By NICK SMITH
For Boss Hog's Cristina Martinez, it was like a scene out of a David Lynch movie - playing to dignitaries and athletes at Sydney's Olympic village during the band's just-completed Australian tour.
The noisy New York alt-rockers are hardly in the mainstream league of Midnight Oil, INXS or Kylie Minogue, who did their bit for the closing ceremony.
Adding to the oddity of their Olympics concert is the fact that for Martinez, "sport doesn't really do it for me - it was like playing a church social, it was like a David Lynch thing." As for the identities of the dignitaries - "Who knows?"
If she had had her way with the invitations, people such as Nick Cave and Jane Campion would have been on the guest list.
And Martinez would also have played her brand of fuzz-drenched primal rock'n'roll beside the Olympic pool while synchronised swimmers provided a sideshow.
"I really like the synchronised swimming," she says. "It's bizarre."

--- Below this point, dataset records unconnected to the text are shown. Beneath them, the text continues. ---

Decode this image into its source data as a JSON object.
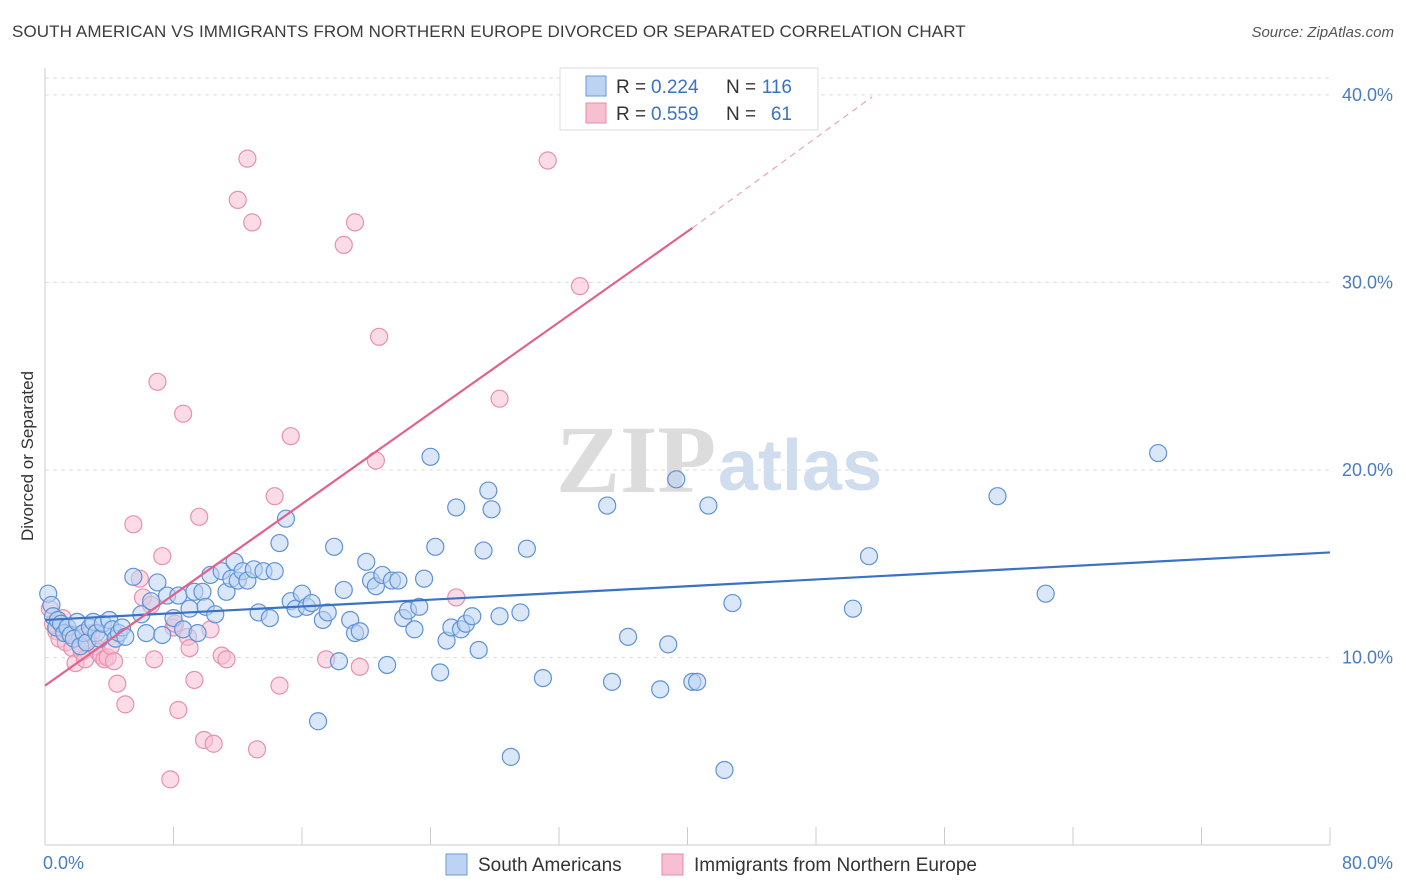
{
  "title": "SOUTH AMERICAN VS IMMIGRANTS FROM NORTHERN EUROPE DIVORCED OR SEPARATED CORRELATION CHART",
  "source": "Source: ZipAtlas.com",
  "watermark": {
    "zip": "ZIP",
    "atlas": "atlas"
  },
  "colors": {
    "blue": "#3a72c4",
    "blue_fill": "#bcd3f2",
    "pink": "#e0628d",
    "pink_fill": "#f7c0d1",
    "grid": "#dddddd",
    "tick_label": "#4a7cc2"
  },
  "legend": {
    "r_label": "R = ",
    "n_label": "N = ",
    "items": [
      {
        "r": "0.224",
        "n": "116",
        "color": "blue"
      },
      {
        "r": "0.559",
        "n": "61",
        "color": "pink"
      }
    ]
  },
  "bottom_legend": [
    "South Americans",
    "Immigrants from Northern Europe"
  ],
  "chart_data": {
    "type": "scatter",
    "title": "SOUTH AMERICAN VS IMMIGRANTS FROM NORTHERN EUROPE DIVORCED OR SEPARATED CORRELATION CHART",
    "xlabel": "",
    "ylabel": "Divorced or Separated",
    "xlim": [
      0,
      80
    ],
    "ylim": [
      0,
      40
    ],
    "x_tick_labels": [
      "0.0%",
      "80.0%"
    ],
    "y_ticks": [
      10,
      20,
      30,
      40
    ],
    "y_tick_labels": [
      "10.0%",
      "20.0%",
      "30.0%",
      "40.0%"
    ],
    "grid": true,
    "legend_position": "top-center",
    "series": [
      {
        "name": "South Americans",
        "color": "blue",
        "r": 0.224,
        "n": 116,
        "trend": {
          "x": [
            0,
            80
          ],
          "y": [
            12.0,
            15.6
          ]
        },
        "points": [
          [
            0.2,
            13.4
          ],
          [
            0.4,
            12.8
          ],
          [
            0.5,
            12.2
          ],
          [
            0.7,
            11.6
          ],
          [
            0.8,
            12.0
          ],
          [
            1.0,
            11.8
          ],
          [
            1.2,
            11.3
          ],
          [
            1.4,
            11.6
          ],
          [
            1.6,
            11.2
          ],
          [
            1.8,
            11.0
          ],
          [
            2.0,
            11.9
          ],
          [
            2.2,
            10.6
          ],
          [
            2.4,
            11.3
          ],
          [
            2.6,
            10.8
          ],
          [
            2.8,
            11.6
          ],
          [
            3.0,
            11.9
          ],
          [
            3.2,
            11.3
          ],
          [
            3.4,
            11.0
          ],
          [
            3.6,
            11.8
          ],
          [
            4.0,
            12.0
          ],
          [
            4.2,
            11.5
          ],
          [
            4.4,
            11.0
          ],
          [
            4.6,
            11.3
          ],
          [
            4.8,
            11.6
          ],
          [
            5.0,
            11.1
          ],
          [
            5.5,
            14.3
          ],
          [
            6.0,
            12.3
          ],
          [
            6.3,
            11.3
          ],
          [
            6.6,
            13.0
          ],
          [
            7.0,
            14.0
          ],
          [
            7.3,
            11.2
          ],
          [
            7.6,
            13.3
          ],
          [
            8.0,
            12.1
          ],
          [
            8.3,
            13.3
          ],
          [
            8.6,
            11.5
          ],
          [
            9.0,
            12.6
          ],
          [
            9.3,
            13.5
          ],
          [
            9.5,
            11.3
          ],
          [
            9.8,
            13.5
          ],
          [
            10.0,
            12.7
          ],
          [
            10.3,
            14.4
          ],
          [
            10.6,
            12.3
          ],
          [
            11.0,
            14.6
          ],
          [
            11.3,
            13.5
          ],
          [
            11.6,
            14.2
          ],
          [
            11.8,
            15.1
          ],
          [
            12.0,
            14.1
          ],
          [
            12.3,
            14.6
          ],
          [
            12.6,
            14.1
          ],
          [
            13.0,
            14.7
          ],
          [
            13.3,
            12.4
          ],
          [
            13.6,
            14.6
          ],
          [
            14.0,
            12.1
          ],
          [
            14.3,
            14.6
          ],
          [
            14.6,
            16.1
          ],
          [
            15.0,
            17.4
          ],
          [
            15.3,
            13.0
          ],
          [
            15.6,
            12.6
          ],
          [
            16.0,
            13.4
          ],
          [
            16.3,
            12.7
          ],
          [
            16.6,
            12.9
          ],
          [
            17.0,
            6.6
          ],
          [
            17.3,
            12.0
          ],
          [
            17.6,
            12.4
          ],
          [
            18.0,
            15.9
          ],
          [
            18.3,
            9.8
          ],
          [
            18.6,
            13.6
          ],
          [
            19.0,
            12.0
          ],
          [
            19.3,
            11.3
          ],
          [
            19.6,
            11.4
          ],
          [
            20.0,
            15.1
          ],
          [
            20.3,
            14.1
          ],
          [
            20.6,
            13.8
          ],
          [
            21.0,
            14.4
          ],
          [
            21.3,
            9.6
          ],
          [
            21.6,
            14.1
          ],
          [
            22.0,
            14.1
          ],
          [
            22.3,
            12.1
          ],
          [
            22.6,
            12.5
          ],
          [
            23.0,
            11.5
          ],
          [
            23.3,
            12.7
          ],
          [
            23.6,
            14.2
          ],
          [
            24.0,
            20.7
          ],
          [
            24.3,
            15.9
          ],
          [
            24.6,
            9.2
          ],
          [
            25.0,
            10.9
          ],
          [
            25.3,
            11.6
          ],
          [
            25.6,
            18.0
          ],
          [
            25.9,
            11.5
          ],
          [
            26.2,
            11.8
          ],
          [
            26.6,
            12.2
          ],
          [
            27.0,
            10.4
          ],
          [
            27.3,
            15.7
          ],
          [
            27.6,
            18.9
          ],
          [
            27.8,
            17.9
          ],
          [
            28.3,
            12.2
          ],
          [
            29.0,
            4.7
          ],
          [
            29.6,
            12.4
          ],
          [
            30.0,
            15.8
          ],
          [
            31.0,
            8.9
          ],
          [
            35.0,
            18.1
          ],
          [
            35.3,
            8.7
          ],
          [
            36.3,
            11.1
          ],
          [
            38.3,
            8.3
          ],
          [
            38.8,
            10.7
          ],
          [
            39.3,
            19.5
          ],
          [
            40.3,
            8.7
          ],
          [
            40.6,
            8.7
          ],
          [
            41.3,
            18.1
          ],
          [
            42.3,
            4.0
          ],
          [
            42.8,
            12.9
          ],
          [
            50.3,
            12.6
          ],
          [
            51.3,
            15.4
          ],
          [
            59.3,
            18.6
          ],
          [
            62.3,
            13.4
          ],
          [
            69.3,
            20.9
          ]
        ]
      },
      {
        "name": "Immigrants from Northern Europe",
        "color": "pink",
        "r": 0.559,
        "n": 61,
        "trend": {
          "x": [
            0,
            40.3
          ],
          "y": [
            8.5,
            32.9
          ],
          "dashed_to": {
            "x": 51.5,
            "y": 39.9
          }
        },
        "points": [
          [
            0.3,
            12.6
          ],
          [
            0.5,
            11.8
          ],
          [
            0.7,
            11.4
          ],
          [
            0.9,
            11.0
          ],
          [
            1.1,
            12.1
          ],
          [
            1.3,
            10.8
          ],
          [
            1.5,
            11.3
          ],
          [
            1.7,
            10.5
          ],
          [
            1.9,
            9.7
          ],
          [
            2.1,
            11.2
          ],
          [
            2.3,
            10.3
          ],
          [
            2.5,
            9.9
          ],
          [
            2.7,
            10.9
          ],
          [
            2.9,
            11.3
          ],
          [
            3.1,
            10.6
          ],
          [
            3.3,
            10.3
          ],
          [
            3.5,
            10.1
          ],
          [
            3.7,
            9.9
          ],
          [
            3.9,
            10.0
          ],
          [
            4.1,
            10.6
          ],
          [
            4.3,
            9.8
          ],
          [
            4.5,
            8.6
          ],
          [
            5.0,
            7.5
          ],
          [
            5.5,
            17.1
          ],
          [
            5.9,
            14.2
          ],
          [
            6.1,
            13.2
          ],
          [
            6.6,
            12.8
          ],
          [
            6.8,
            9.9
          ],
          [
            7.0,
            24.7
          ],
          [
            7.3,
            15.4
          ],
          [
            7.8,
            3.5
          ],
          [
            8.0,
            11.6
          ],
          [
            8.3,
            7.2
          ],
          [
            8.6,
            23.0
          ],
          [
            8.9,
            11.1
          ],
          [
            9.0,
            10.5
          ],
          [
            9.3,
            8.8
          ],
          [
            9.6,
            17.5
          ],
          [
            9.9,
            5.6
          ],
          [
            10.3,
            11.5
          ],
          [
            10.5,
            5.4
          ],
          [
            11.0,
            10.1
          ],
          [
            11.3,
            9.9
          ],
          [
            12.0,
            34.4
          ],
          [
            12.6,
            36.6
          ],
          [
            12.9,
            33.2
          ],
          [
            13.2,
            5.1
          ],
          [
            14.3,
            18.6
          ],
          [
            14.6,
            8.5
          ],
          [
            15.3,
            21.8
          ],
          [
            17.5,
            9.9
          ],
          [
            18.6,
            32.0
          ],
          [
            19.3,
            33.2
          ],
          [
            19.6,
            9.5
          ],
          [
            20.6,
            20.5
          ],
          [
            20.8,
            27.1
          ],
          [
            25.6,
            13.2
          ],
          [
            28.3,
            23.8
          ],
          [
            31.3,
            36.5
          ],
          [
            33.3,
            29.8
          ],
          [
            8.1,
            11.8
          ]
        ]
      }
    ]
  }
}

Synchronised swimming appeals to her New York artistic sensibility - take something as natural and humdrum as swimming and then muck it up.
The Big Apple is home for Martinez, her 3-year-old son Henry and husband Jon Spencer, who is also the frontman-guitarist of the Jon Spencer Blues Explosion who, with past albums and tours, is better-known in New Zealand than Boss Hog.
But after a legion of interviews with Antipodean journalists, Martinez is sick of speaking about her famous hubby. Talk moves instead to her band's live form.
"Our shows have been consistently good, right from the beginning,"says the woman who marked the first Boss Hog gig by singing naked. "We're finely tuned for [the Powerstation], we're raising the bar every night and doing incredible shows."
She describes the band - featuring, along with Spencer, the rhythm section of Jens Jergensen and Hollis Queens and Mark Boyce on keyboards - as "charismatic and fun" with an "in-your-face attitude."
"It's an amazing opportunity to let everything out of your system. I think we're all uninhibited."
She cheerfully admits to knowing next to nothing about Godzone, despite visiting here when the Blues Explosion toured in the 90s.
She flatters by saying she would love to spend time here on holiday. "I'd love to but we're taking our son out of school to do this." The reality is that rock'n'roll gigs leave little time for sightseeing.
But then it is hard touring with a 3-year-old, despite the nanny, and parenting is part of the reason Boss Hog have been so quiet of late.
Their fifth album Whiteout is their first since 1995's self-titled album on the Geffen label. Now it's comeback time and Martinez is gagging for the chance to show Kiwis the band's brand of rock'n'swagger.
"I'm always looking forward to the opportunity of doing something really weird."
* Boss Hog play the Powerstation on Monday October 23.
Boss Hog - Looking to get weird in New Zealand.